En janvier de cette année, Soeuf Elbadawi, répondant à une invitation de Hassan Kouyaté, directeur de Tropiques-Atrium, dans le cadre d’une action sur le territoire, a proposé à une dizaine de citoyens, rencontrés à Fort de France (grâce à Marcelle Pennont) de partir en quête du « nous ». Certains ont voulu s’arrêter sur les effets de la grève de 2009. Puis les mots ont défilé. Et la mémoire et l’humanité ont suivi. Ces hommes et ces femmes ont appris à s’écouter, en se souvenant d’une époque, où il était encore possible de veiller sur son voisin. C’était bien avant que la modernité ne vienne grever la relation, en acculant l’individu à une position consumériste, réduisant le champ d’action citoyenne à une position victimaire, écrasant les utopies et les rêves de transformation sociale. Pour cette fois, les « poètes errants », aux côtés de Jérôme Richer, se nommaient Dénètem Touam Bona, philosophe et anthropologue franco-centrafricain, Fabrice Théodose, slameur et journaliste martiniquais, Alfred Fantone, chanteur et percussionniste également martiniquais.

Mati 12

Un beau banquet, fait de mots et de maux, en ce soir du 11 mars 2017. Sous une pluie fine, convives et shunguïstes ont devisé en « spect / ateurs » sur ce qui ronge ou divise en Martinique.

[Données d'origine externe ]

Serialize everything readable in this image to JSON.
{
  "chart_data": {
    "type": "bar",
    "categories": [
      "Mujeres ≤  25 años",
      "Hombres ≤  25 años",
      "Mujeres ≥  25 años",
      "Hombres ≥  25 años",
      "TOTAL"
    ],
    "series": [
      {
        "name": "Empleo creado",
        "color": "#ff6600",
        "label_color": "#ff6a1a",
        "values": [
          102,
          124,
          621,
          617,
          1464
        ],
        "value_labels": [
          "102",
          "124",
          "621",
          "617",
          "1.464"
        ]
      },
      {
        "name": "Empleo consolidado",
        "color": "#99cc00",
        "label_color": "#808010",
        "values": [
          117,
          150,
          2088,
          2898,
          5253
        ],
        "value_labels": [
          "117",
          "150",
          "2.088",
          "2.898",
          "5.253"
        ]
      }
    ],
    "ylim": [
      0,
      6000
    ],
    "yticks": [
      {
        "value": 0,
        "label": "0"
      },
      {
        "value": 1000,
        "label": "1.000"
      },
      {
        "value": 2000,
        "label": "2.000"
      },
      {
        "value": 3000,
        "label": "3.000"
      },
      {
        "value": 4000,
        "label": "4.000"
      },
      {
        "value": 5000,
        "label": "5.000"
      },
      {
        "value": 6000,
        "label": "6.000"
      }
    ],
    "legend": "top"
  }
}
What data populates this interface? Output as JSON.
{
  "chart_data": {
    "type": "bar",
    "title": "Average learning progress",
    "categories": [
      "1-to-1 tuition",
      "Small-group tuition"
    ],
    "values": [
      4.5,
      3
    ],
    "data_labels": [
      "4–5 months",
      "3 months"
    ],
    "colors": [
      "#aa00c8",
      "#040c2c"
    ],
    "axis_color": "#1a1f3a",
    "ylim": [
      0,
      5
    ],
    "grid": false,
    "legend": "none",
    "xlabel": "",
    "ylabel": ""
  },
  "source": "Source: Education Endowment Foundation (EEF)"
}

La veille, la Pagerie, prise au jeu, voyait les techniciens de l’Atrium allaient et venir sur le site, au nom de la forme à inventer, pour faire entendre cette parole. One shot ! Une répétition à ciel couvert ! Jérôme Richer, dirigeant la lecture d’un groupe de diseuses, sous le carbet. Dénètem Touam Bona, ruminant des bouts de phrase, sur l’exclusion et le mépris de race, dans les bois. Fabrice Makandja Théodose, évoquant la grève contre la pwofitasyon, sur le terre-plein. Alfred Fantone, récitant du Monchoachi, dans les ruines. Il y avait là Eliane Barba, Catherina Salondy, Esther Eloidin, Liliane Chatony, Sonia Roberston, Laure Etile Mauvoix, Christophe Cazalis, Marcelle Pennont, Joël Sorrente, Dédé Duguet. Viendront les rejoindre, le lendemain, Cédric, du même nom, et Manuela Yung-Hing, la directrice du lieu. Et la météo, capricieuse, en cette période de carême, n’y pourra rien changer. Le récit prit corps, doucement, tranquillement, diront les convives. Entre djinns surgis de l’ailleurs et petits anges du Sud, le cercle se fit grand. Un pur moment d’espérance. Au rythme du cahon et de la flûte d’un voyageur des mornes. Lisid an mitan chimen an, lisait-on sur une carte. Une poétique du vivre-ensemble dans les ruines de l’impératrice…

Ishmaël Rivière

Le récit du banquet de la Pagerie paraîtra en septembre 2017, aux éditions Bilk & Soul, en même temps que celui d’Uzerche.
[1] Editions Komedit. Avec les québécois Marcelle Dubois et Marc-Antoine Cyr, les suisses Marie Fourquet et Julie Gilbert, les congolais Bibish Marie-Louise Mumbu et Papy Maurice Mwiti, le malgache Raharimanana et lui-même.